Two former prison officers have been jailed for leaking information to tabloid newspapers about notorious inmates.
Grant Pizzey, 50, who worked at top security HMP Belmarsh, was jailed for two years after a judge said his was one of the worst examples of misconduct out of some 30 officials convicted under Operation Elveden.
His wife Desra Reilly, 53, who acted as the conduit between Pizzey and Daily Mirror reporter Greig Box Turnbull, was jailed for 12 months for aiding and abetting misconduct in a public office.
In a separate case, Mark Alexander, 40, was handed 10 months for selling tips to Box Turnbull 11 times and on one occasion receiving £400 from the Sun for a story about the mother of Baby P in HMP Holloway.
Over six years, Pizzey and Reilly, of Widecombe Road, Eltham, south east London, had made nearly £20,000 from the Mirror for tips about Belmarsh and its famous inmates including Great Train robber Ronnie Biggs, hate preacher Abu Hamza and serial killers Steve Wright and Levi Bellfield.
Mother of four Reilly claimed her husband knew nothing about her relationship with Box Turnbull but jurors found them both guilty following a trial at the Old Bailey.
Sentencing, Judge Richard Marks QC told her that the evidence proved that she had told jurors a "tissue of lies".
To Pizzey, he said: "In my judgment of cases of this sort, a significant number of which have been dealt with by this court in the last year or two, this is a particularly serious example.

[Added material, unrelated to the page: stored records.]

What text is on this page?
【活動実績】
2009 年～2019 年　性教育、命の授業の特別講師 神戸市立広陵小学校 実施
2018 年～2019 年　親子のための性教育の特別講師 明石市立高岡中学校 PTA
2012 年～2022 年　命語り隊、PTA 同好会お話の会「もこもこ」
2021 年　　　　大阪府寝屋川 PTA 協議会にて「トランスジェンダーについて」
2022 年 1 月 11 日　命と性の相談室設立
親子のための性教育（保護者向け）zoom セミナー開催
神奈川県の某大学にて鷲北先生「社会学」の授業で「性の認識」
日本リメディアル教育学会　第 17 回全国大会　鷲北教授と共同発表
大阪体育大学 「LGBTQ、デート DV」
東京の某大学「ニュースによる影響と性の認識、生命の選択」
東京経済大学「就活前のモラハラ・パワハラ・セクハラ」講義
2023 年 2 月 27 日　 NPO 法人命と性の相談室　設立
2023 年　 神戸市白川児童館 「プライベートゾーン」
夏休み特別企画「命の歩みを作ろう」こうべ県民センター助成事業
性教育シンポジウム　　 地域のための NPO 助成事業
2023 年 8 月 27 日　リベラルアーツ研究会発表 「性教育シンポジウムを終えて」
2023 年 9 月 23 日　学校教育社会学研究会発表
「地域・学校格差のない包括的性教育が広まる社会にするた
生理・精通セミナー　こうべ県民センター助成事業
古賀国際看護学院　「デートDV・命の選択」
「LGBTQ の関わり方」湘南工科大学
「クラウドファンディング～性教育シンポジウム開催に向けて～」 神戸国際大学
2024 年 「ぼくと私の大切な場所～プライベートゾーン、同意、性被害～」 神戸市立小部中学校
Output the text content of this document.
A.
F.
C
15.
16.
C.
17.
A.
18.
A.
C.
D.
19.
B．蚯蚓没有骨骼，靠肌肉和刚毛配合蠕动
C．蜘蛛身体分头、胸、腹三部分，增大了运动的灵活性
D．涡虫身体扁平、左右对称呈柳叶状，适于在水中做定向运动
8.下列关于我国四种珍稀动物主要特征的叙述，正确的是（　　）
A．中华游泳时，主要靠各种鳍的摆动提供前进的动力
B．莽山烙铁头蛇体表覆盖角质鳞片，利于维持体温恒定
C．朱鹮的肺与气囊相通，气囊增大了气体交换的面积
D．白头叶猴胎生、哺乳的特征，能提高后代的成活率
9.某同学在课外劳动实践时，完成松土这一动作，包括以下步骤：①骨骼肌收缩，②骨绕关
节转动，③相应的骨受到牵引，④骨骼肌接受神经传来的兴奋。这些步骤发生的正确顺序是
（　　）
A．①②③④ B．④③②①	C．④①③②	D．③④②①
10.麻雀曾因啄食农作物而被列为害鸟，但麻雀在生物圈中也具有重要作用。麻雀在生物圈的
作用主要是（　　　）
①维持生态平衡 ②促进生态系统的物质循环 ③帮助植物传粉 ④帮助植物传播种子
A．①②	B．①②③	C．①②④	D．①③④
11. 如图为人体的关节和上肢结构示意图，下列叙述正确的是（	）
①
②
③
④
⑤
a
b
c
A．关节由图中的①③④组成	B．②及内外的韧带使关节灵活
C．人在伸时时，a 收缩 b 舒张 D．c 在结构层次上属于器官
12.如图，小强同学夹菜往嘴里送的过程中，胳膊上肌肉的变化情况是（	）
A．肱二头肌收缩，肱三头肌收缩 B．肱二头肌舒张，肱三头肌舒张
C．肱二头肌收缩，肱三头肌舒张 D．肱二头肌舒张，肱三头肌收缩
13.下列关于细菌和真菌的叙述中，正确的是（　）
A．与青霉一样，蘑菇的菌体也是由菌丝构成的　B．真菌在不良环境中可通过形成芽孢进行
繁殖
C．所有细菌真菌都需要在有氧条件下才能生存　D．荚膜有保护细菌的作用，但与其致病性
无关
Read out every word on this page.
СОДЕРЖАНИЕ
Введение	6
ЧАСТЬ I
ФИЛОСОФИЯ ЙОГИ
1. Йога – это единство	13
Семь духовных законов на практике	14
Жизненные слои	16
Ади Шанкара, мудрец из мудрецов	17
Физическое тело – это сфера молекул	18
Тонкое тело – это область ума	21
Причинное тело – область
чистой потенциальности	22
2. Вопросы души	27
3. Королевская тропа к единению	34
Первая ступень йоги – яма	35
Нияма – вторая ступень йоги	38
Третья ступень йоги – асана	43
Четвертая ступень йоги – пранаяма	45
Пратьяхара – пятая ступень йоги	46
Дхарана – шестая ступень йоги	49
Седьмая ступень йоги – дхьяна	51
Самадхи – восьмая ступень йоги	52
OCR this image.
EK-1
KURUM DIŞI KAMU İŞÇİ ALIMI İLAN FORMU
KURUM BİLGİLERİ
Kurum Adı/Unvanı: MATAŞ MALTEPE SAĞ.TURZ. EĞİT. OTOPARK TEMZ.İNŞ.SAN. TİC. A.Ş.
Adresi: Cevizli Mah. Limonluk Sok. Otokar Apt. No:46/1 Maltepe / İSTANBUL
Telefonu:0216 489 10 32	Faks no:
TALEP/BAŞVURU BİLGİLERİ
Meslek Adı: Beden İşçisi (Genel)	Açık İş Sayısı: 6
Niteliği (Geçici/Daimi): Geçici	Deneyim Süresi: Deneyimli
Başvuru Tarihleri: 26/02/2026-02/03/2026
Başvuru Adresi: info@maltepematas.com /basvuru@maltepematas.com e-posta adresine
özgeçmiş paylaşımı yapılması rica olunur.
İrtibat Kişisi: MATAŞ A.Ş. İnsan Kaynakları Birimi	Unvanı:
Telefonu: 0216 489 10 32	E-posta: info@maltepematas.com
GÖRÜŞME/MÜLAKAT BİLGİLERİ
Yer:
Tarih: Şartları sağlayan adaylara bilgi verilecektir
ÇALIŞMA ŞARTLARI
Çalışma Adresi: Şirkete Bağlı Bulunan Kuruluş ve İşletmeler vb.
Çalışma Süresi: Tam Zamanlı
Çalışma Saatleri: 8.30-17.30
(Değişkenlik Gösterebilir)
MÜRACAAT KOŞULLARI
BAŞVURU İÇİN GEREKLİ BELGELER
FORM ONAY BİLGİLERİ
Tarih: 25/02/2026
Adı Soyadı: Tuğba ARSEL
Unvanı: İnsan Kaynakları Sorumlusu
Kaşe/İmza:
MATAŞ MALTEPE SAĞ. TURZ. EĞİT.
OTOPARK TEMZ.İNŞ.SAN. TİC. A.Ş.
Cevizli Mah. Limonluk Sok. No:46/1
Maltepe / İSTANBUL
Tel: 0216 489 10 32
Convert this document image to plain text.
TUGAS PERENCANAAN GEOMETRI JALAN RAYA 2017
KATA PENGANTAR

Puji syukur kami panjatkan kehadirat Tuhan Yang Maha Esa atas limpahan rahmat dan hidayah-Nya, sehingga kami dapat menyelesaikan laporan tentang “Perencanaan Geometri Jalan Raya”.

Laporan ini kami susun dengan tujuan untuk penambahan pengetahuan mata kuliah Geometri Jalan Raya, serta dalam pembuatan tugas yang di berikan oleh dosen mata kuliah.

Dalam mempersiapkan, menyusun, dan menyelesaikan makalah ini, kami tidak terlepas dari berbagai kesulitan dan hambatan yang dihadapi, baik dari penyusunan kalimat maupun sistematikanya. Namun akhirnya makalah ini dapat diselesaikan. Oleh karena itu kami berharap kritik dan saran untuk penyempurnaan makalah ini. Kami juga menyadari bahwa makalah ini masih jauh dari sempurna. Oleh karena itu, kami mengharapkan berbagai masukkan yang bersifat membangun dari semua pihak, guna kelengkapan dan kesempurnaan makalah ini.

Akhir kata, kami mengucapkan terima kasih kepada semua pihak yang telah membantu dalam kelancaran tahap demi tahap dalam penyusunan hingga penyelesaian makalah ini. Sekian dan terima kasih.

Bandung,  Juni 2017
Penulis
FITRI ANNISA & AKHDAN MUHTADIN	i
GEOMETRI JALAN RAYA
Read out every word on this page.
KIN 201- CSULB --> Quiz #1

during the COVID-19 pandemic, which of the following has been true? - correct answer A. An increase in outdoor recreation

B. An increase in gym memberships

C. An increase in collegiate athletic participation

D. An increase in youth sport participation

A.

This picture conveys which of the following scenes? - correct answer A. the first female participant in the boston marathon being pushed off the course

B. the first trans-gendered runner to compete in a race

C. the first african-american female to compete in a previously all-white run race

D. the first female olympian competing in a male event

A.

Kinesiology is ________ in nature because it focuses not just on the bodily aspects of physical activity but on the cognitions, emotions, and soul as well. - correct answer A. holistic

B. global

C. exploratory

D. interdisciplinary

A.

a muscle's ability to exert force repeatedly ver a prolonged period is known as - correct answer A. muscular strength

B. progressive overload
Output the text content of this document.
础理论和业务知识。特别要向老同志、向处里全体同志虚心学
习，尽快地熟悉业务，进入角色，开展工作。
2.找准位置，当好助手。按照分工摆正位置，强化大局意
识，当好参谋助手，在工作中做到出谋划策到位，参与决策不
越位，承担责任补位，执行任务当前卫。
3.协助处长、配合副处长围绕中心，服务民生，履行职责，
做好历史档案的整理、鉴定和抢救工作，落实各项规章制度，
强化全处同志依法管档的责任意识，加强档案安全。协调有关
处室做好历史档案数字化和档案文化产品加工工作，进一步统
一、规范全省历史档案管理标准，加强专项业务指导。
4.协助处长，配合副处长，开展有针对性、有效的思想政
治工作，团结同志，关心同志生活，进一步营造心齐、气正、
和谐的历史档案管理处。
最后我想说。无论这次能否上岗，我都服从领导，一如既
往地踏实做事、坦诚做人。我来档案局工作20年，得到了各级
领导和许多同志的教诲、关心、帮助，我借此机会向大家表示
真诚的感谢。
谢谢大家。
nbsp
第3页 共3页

"Firstly, the length of time, secondly the number of occasions in which you divulged information, thirdly the amount of money and fourthly you did not just divulge information; on occasions you were prepared to confirm information the paper already had. And most seriously of all, you divulged documents and, or, reports which you had removed from prison on five separate occasions.
"For a prison officer such as yourself, Grant Pizzey, to effectively have two paymasters and to be acting as a paid informant or mole unquestionably harms the public interest in a significant way and it is damaging and detrimental to the proper running of the prison.
"It undermines trust in staff and prisoners because no-one knows who it is leaking information and it is potentially unsettling for those prisoners who are the subject of publicity."
There was weeping in the public gallery wept as they were sent down.
Prosecutor Stuart Biggs told the court how, unlike the two other defendants, Alexander had admitted conspiracy to commit misconduct with a Daily Mirror reporter and a further count of misconduct in relation to his dealings with the Sun.
He made £2,700 from the Mirror by handing Box Turnbull information from Holloway prison on 11 occasions between February 2006 and December 2009.
It included details about Baby P's mother giving birth in jail and a former royal aide jailed for murder cutting herself and being placed on suicide watch.
He used his girlfriend's bank account but it was accepted by the prosecution that she did not know what it was for, Biggs said.
Police uncovered his activities when Box Turnbull was arrested and police found a reference to a meeting in the journalist's diary.
In a police interview, Alexander accepted what he had done and explained he was not earning very much and had debts.
Later in 2013, evidence emerged that Alexander, from Albion Road, Port Talbot, South Wales, was also paid £400 by the Sun for another Baby P story, the court heard.
He pleaded guilty at the earliest opportunity two years ago but sentence was put off pending Box Turnbull's case which was dropped in the spring this year.
Judge Marks took account of the delay in sentencing, his guilty plea and the change in his circumstances being in a settled relationship with a young child and another on the way.
But the judge told him: "I regret to say that in my judgment the seriousness of your misconduct is such an immediate custodial sentence in inevitable."